XorCsrfTokenRequestAttributeHandler always rejects valid CSRF token

Question

XorCsrfTokenRequestAttributeHandler always rejects valid CSRF token

BjoernKW opened this issue 3 years ago · 6 comments

Describe the bug
This code segment in XorCsrfTokenRequestAttributeHandler causes a valid CSRF token to always be rejected, which in turn results in an HTTP 401 status:

if (actualBytes.length < tokenSize) {
    return null;
}

// extract token and random bytes
int randomBytesSize = actualBytes.length - tokenSize;

If the actual token is Base64-encoded beforehand, it will match the tokenSize.

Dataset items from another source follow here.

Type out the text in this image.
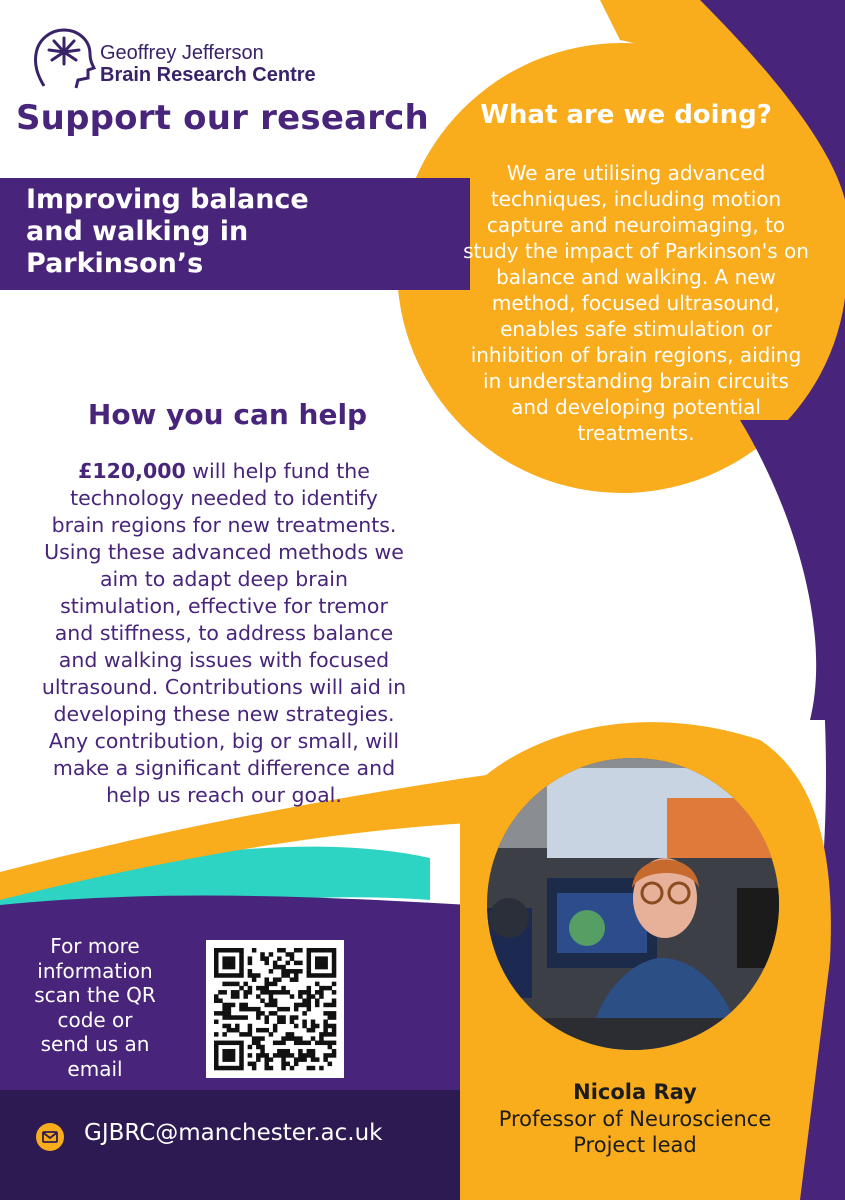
Geoffrey Jefferson
Brain Research Centre
Support our research
Improving balance
and walking in
Parkinson’s
What are we doing?
We are utilising advanced
techniques, including motion
capture and neuroimaging, to
study the impact of Parkinson's on
balance and walking. A new
method, focused ultrasound,
enables safe stimulation or
inhibition of brain regions, aiding
in understanding brain circuits
and developing potential
treatments.
How you can help
£120,000 will help fund the
technology needed to identify
brain regions for new treatments.
Using these advanced methods we
aim to adapt deep brain
stimulation, effective for tremor
and stiffness, to address balance
and walking issues with focused
ultrasound. Contributions will aid in
developing these new strategies.
Any contribution, big or small, will
make a significant difference and
help us reach our goal.
For more
information
scan the QR
code or
send us an
email
GJBRC@manchester.ac.uk
Nicola Ray
Professor of Neuroscience
Project lead
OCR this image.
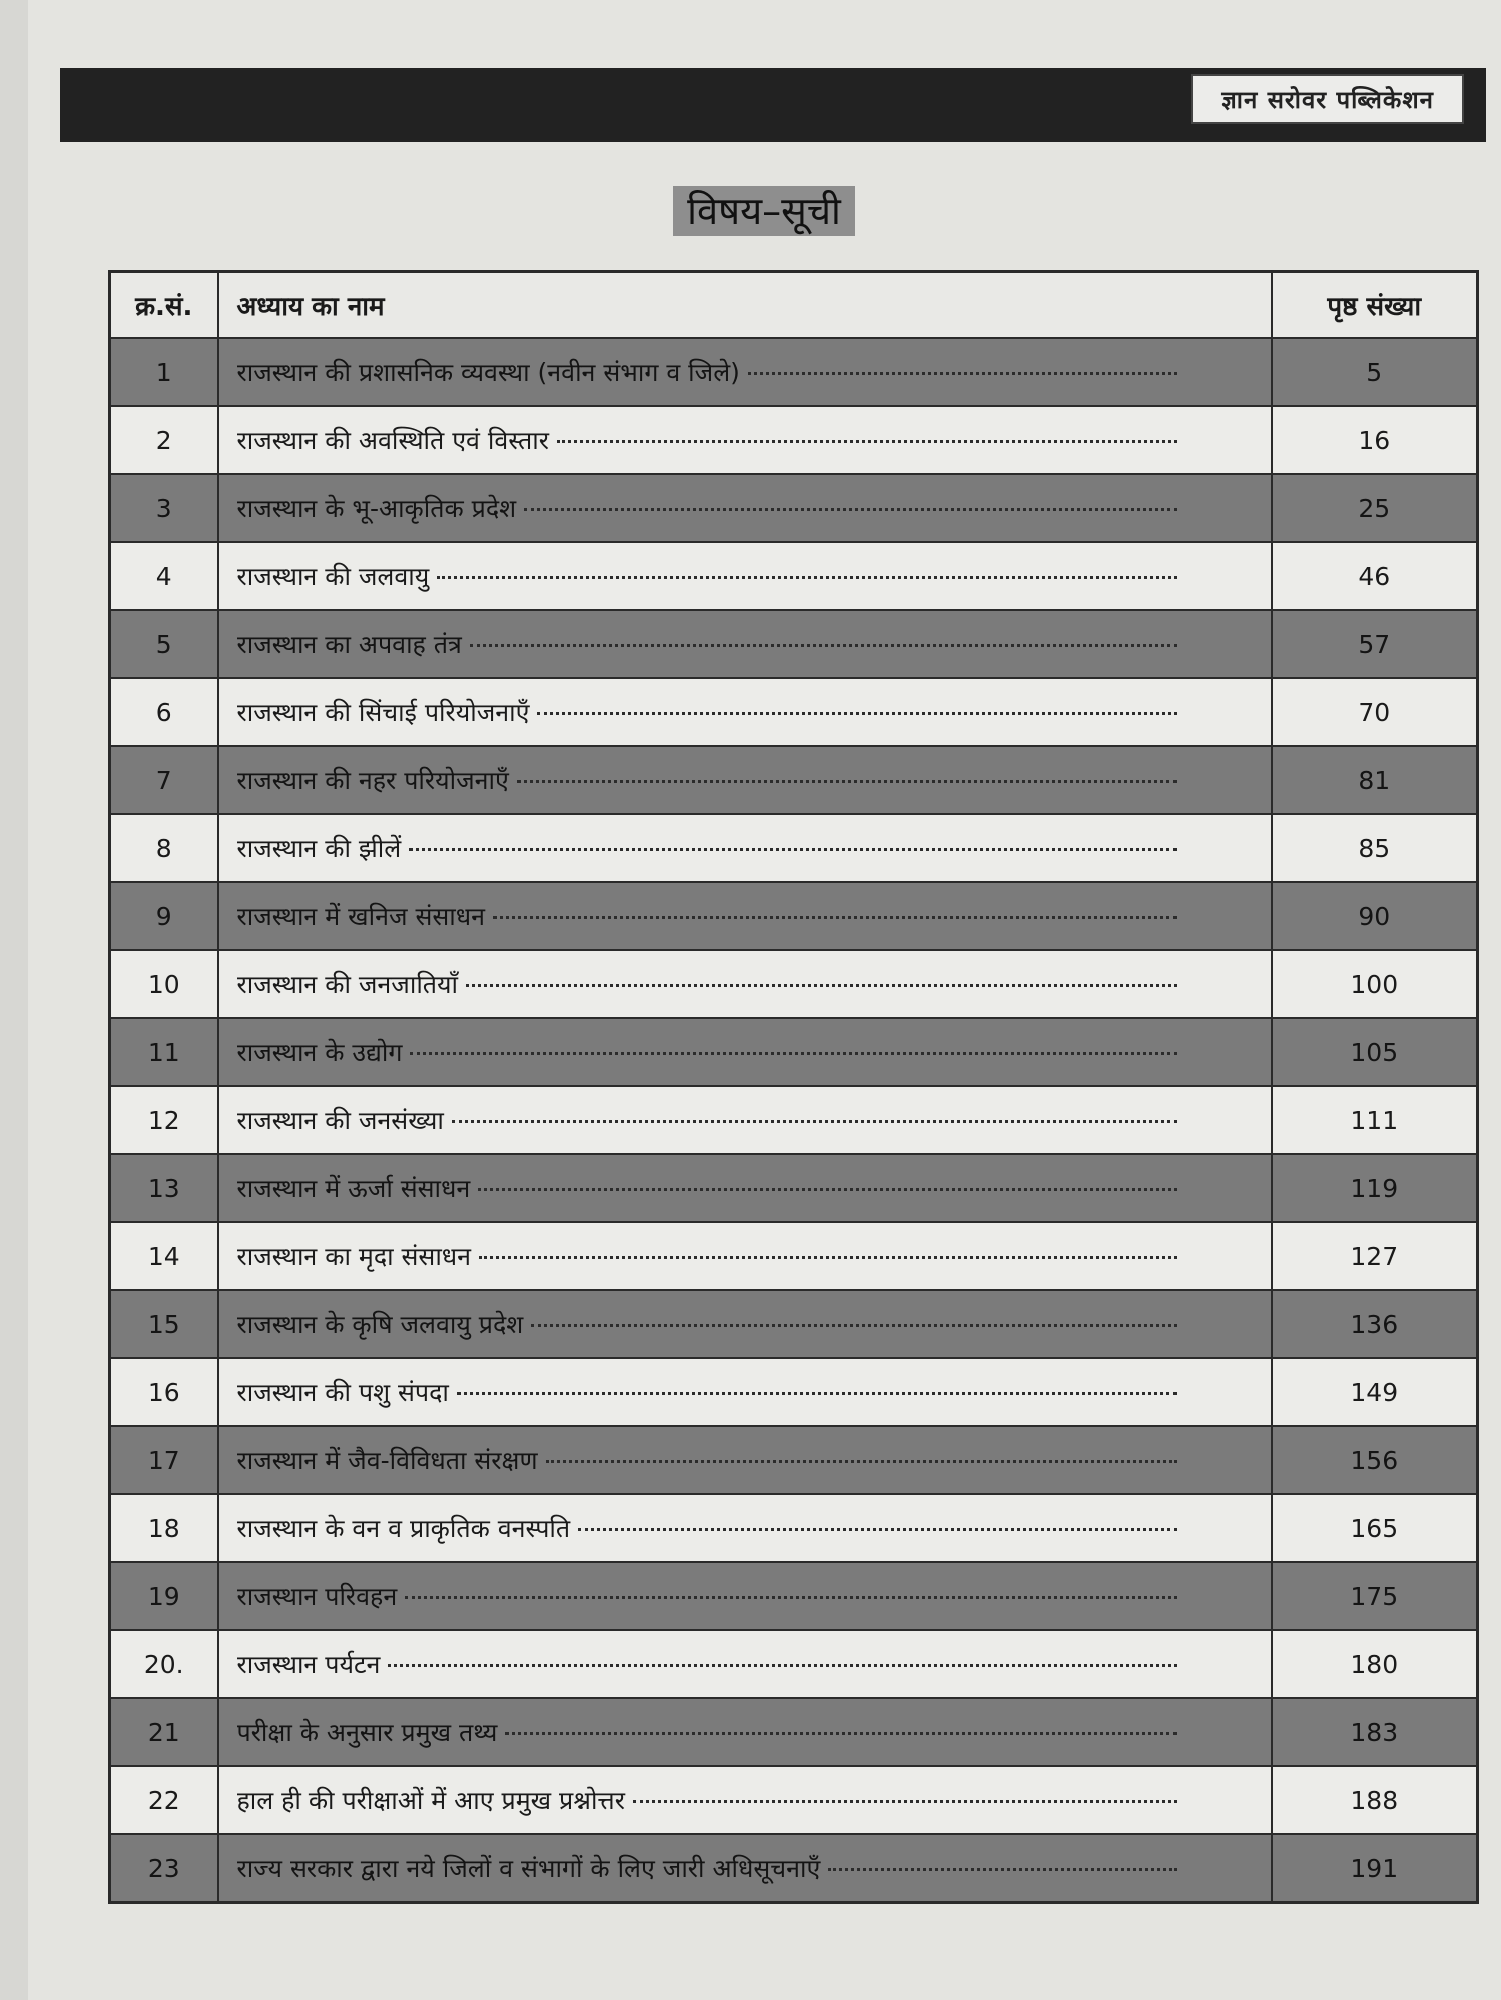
ज्ञान सरोवर पब्लिकेशन
विषय–सूची
क्र.सं.	अध्याय का नाम	पृष्ठ संख्या
1	राजस्थान की प्रशासनिक व्यवस्था (नवीन संभाग व जिले)	5
2	राजस्थान की अवस्थिति एवं विस्तार	16
3	राजस्थान के भू-आकृतिक प्रदेश	25
4	राजस्थान की जलवायु	46
5	राजस्थान का अपवाह तंत्र	57
6	राजस्थान की सिंचाई परियोजनाएँ	70
7	राजस्थान की नहर परियोजनाएँ	81
8	राजस्थान की झीलें	85
9	राजस्थान में खनिज संसाधन	90
10	राजस्थान की जनजातियाँ	100
11	राजस्थान के उद्योग	105
12	राजस्थान की जनसंख्या	111
13	राजस्थान में ऊर्जा संसाधन	119
14	राजस्थान का मृदा संसाधन	127
15	राजस्थान के कृषि जलवायु प्रदेश	136
16	राजस्थान की पशु संपदा	149
17	राजस्थान में जैव-विविधता संरक्षण	156
18	राजस्थान के वन व प्राकृतिक वनस्पति	165
19	राजस्थान परिवहन	175
20.	राजस्थान पर्यटन	180
21	परीक्षा के अनुसार प्रमुख तथ्य	183
22	हाल ही की परीक्षाओं में आए प्रमुख प्रश्नोत्तर	188
23	राज्य सरकार द्वारा नये जिलों व संभागों के लिए जारी अधिसूचनाएँ	191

However, even in that case the number of random bytes to XOR with will be 0, which again will lead to the token being rejected.

To Reproduce
Issue an HTTP POST request to a Spring Web MVC endpoint secured by Spring Security providing the CSRF token supplied by Spring Security.

Expected behavior
An actual token matching the expected token should be recognized as valid.

Sample
https://github.com/BjoernKW/sample-for-possible-csrf-token-bug-in-spring-security-6

Answer 1 · 2023-03-16T11:13:42.000Z

I've now added a sample project for reproducing this issue under https://github.com/BjoernKW/sample-for-possible-csrf-token-bug-in-spring-security-6

Answer 2 · 2023-03-17T09:53:58.000Z

Having the same issue.
Since Spring 6 CSRF is not working properly even after implementation changes.

Answer 3 · 2023-03-17T11:43:03.000Z

In your example code the csrfTokenRequestHandler is wrong. You need to use delegate::handle instead of delegate.

// Use only the handle() method of XorCsrfTokenRequestAttributeHandler and the
// default implementation of resolveCsrfTokenValue() from CsrfTokenRequestHandler
CsrfTokenRequestHandler requestHandler = delegate::handle;

https://docs.spring.io/spring-security/reference/5.8/migration/servlet/exploits.html#_i_am_using_angularjs_or_another_javascript_framework

Answer 4 · 2023-03-17T13:35:02.000Z

In your example code the csrfTokenRequestHandler is wrong. You need to use delegate::handle instead of delegate.

// Use only the handle() method of XorCsrfTokenRequestAttributeHandler and the
// default implementation of resolveCsrfTokenValue() from CsrfTokenRequestHandler
CsrfTokenRequestHandler requestHandler = delegate::handle;

https://docs.spring.io/spring-security/reference/5.8/migration/servlet/exploits.html#_i_am_using_angularjs_or_another_javascript_framework

I've just tried it that way. It doesn't work either.

Since the delegate::handle method reference can be replaced with a qualifier (delegate), csrfTokenRequestHandler(delegate) and csrfTokenRequestHandler(delegate::handle) are equivalent.

Answer 5 · 2023-03-17T13:37:24.000Z

@BjoernKW Nope, they are not equivalent. Read the comment in the quote.

Answer 6 · 2023-03-17T13:57:04.000Z

@BjoernKW Nope, they are not equivalent. Read the comment in the quote.

@lglauer 👍 Thanks for pointing me in the right direction. Somehow, the change hasn't been picked up upon a first application restart. It's working now :-) I've just committed a working example under https://github.com/BjoernKW/sample-for-possible-csrf-token-bug-in-spring-security-6.

I still feel though that this should either still be the default behaviour or otherwise the documentation should be clearer and more explicit on how to achieve this. This is a very common use case and non-idempotent HTTP requests suddenly not working anymore with common JavaScript testing tools such as Postman can be quite confusing.